Scott: Another factor that seems to be important is loneliness. It’s one of the biggest silent killers.
Christina: Yes, absolutely.
Scott: Is that intertwined with needing to matter?
Christina: I think so. When you feel useful, you feel like people rely on you, depend on you, need you. And more importantly, when you feel useful, you are embedded in a social network that keeps you accountable, that checks in on you. You know, “How’s that knee pain, Mrs. Jones? What do you need?” You’ve got social capital.
Loneliness is terrible because you can get away with doing stuff that people aren’t going to call you out on. If you’re alone, no one’s going to stop you from smoking that cigarette. No one’s going to stop you from overeating. There’s no one who you feel like you need to be your best self for.
Scott: That makes so much sense. It’s also a little sad.

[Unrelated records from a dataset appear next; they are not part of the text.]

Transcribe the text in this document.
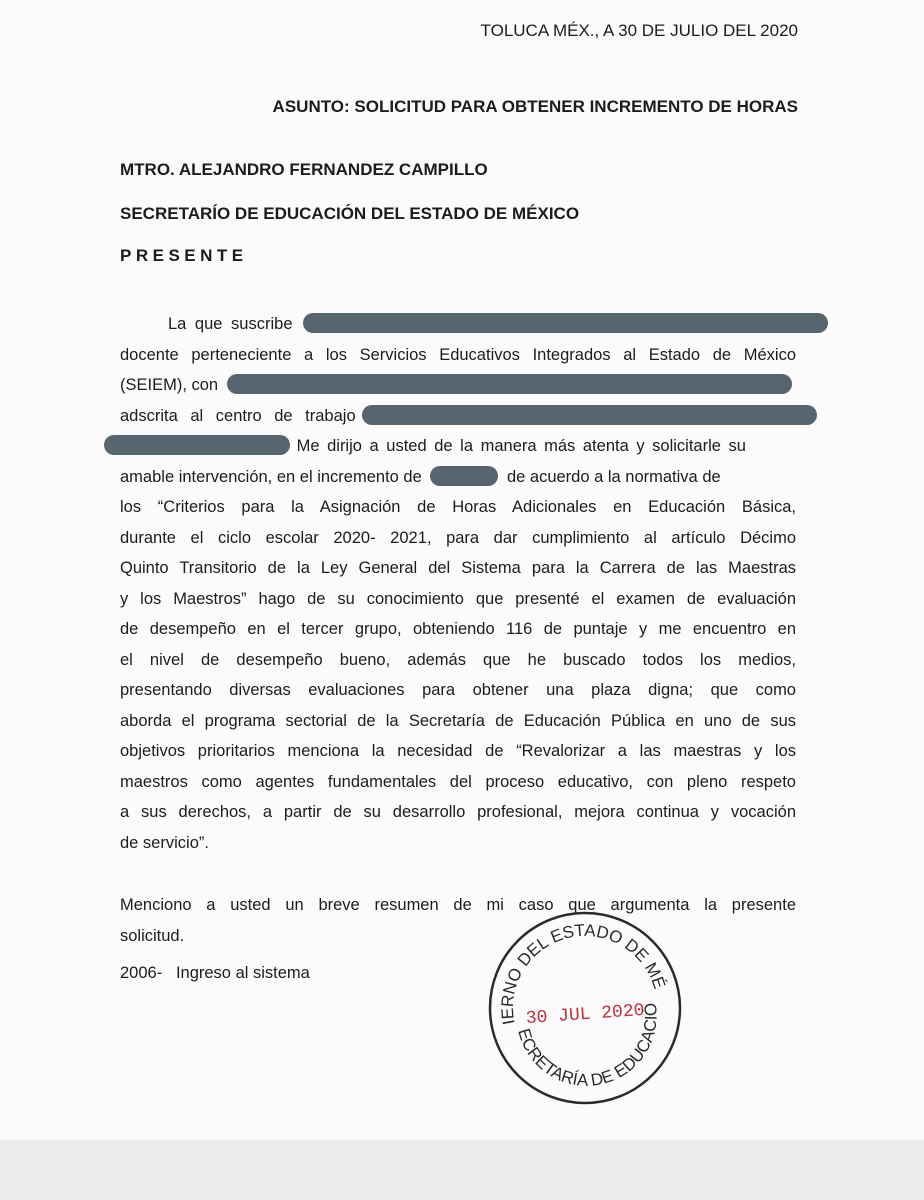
TOLUCA MÉX., A 30 DE JULIO DEL 2020
ASUNTO: SOLICITUD PARA OBTENER INCREMENTO DE HORAS
MTRO. ALEJANDRO FERNANDEZ CAMPILLO
SECRETARÍO DE EDUCACIÓN DEL ESTADO DE MÉXICO
PRESENTE
La que suscribe
docente perteneciente a los Servicios Educativos Integrados al Estado de México
(SEIEM), con
adscrita al centro de trabajo
Me dirijo a usted de la manera más atenta y solicitarle su
amable intervención, en el incremento de	de acuerdo a la normativa de
los “Criterios para la Asignación de Horas Adicionales en Educación Básica,
durante el ciclo escolar 2020- 2021, para dar cumplimiento al artículo Décimo
Quinto Transitorio de la Ley General del Sistema para la Carrera de las Maestras
y los Maestros” hago de su conocimiento que presenté el examen de evaluación
de desempeño en el tercer grupo, obteniendo 116 de puntaje y me encuentro en
el nivel de desempeño bueno, además que he buscado todos los medios,
presentando diversas evaluaciones para obtener una plaza digna; que como
aborda el programa sectorial de la Secretaría de Educación Pública en uno de sus
objetivos prioritarios menciona la necesidad de “Revalorizar a las maestras y los
maestros como agentes fundamentales del proceso educativo, con pleno respeto
a sus derechos, a partir de su desarrollo profesional, mejora continua y vocación
de servicio”.
Menciono a usted un breve resumen de mi caso que argumenta la presente
solicitud.
2006-   Ingreso al sistema
GOBIERNO DEL ESTADO DE MÉXICO
SECRETARÍA DE EDUCACIÓN
30 JUL 2020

Christina: It’s very sad. And it’s synergistic, right? Because the less socially engaged you are, the less positive experiences you’re accumulating, which creates more depression, which creates more isolation, which then creates more physical disability. It’s just a terribly vicious cycle, and it’s part of the reason why we need psychosocial interventions committed to this idea of usefulness to interrupt that cycle.
Take the example of osteoarthritis. It’s very debilitating, very painful. Because it’s painful, people engage in sedentary behavior. They sit around, which means that they’re not going out and fostering relationships, which means that they’re getting depressed, which means that they’re eating more and engaging in even more sedentary behavior. You can see how it spirals out of control. We need to learn how to interrupt that cycle through programs and research that really challenges this idea that older adults are liabilities and not assets.
This conversation has been edited and condensed.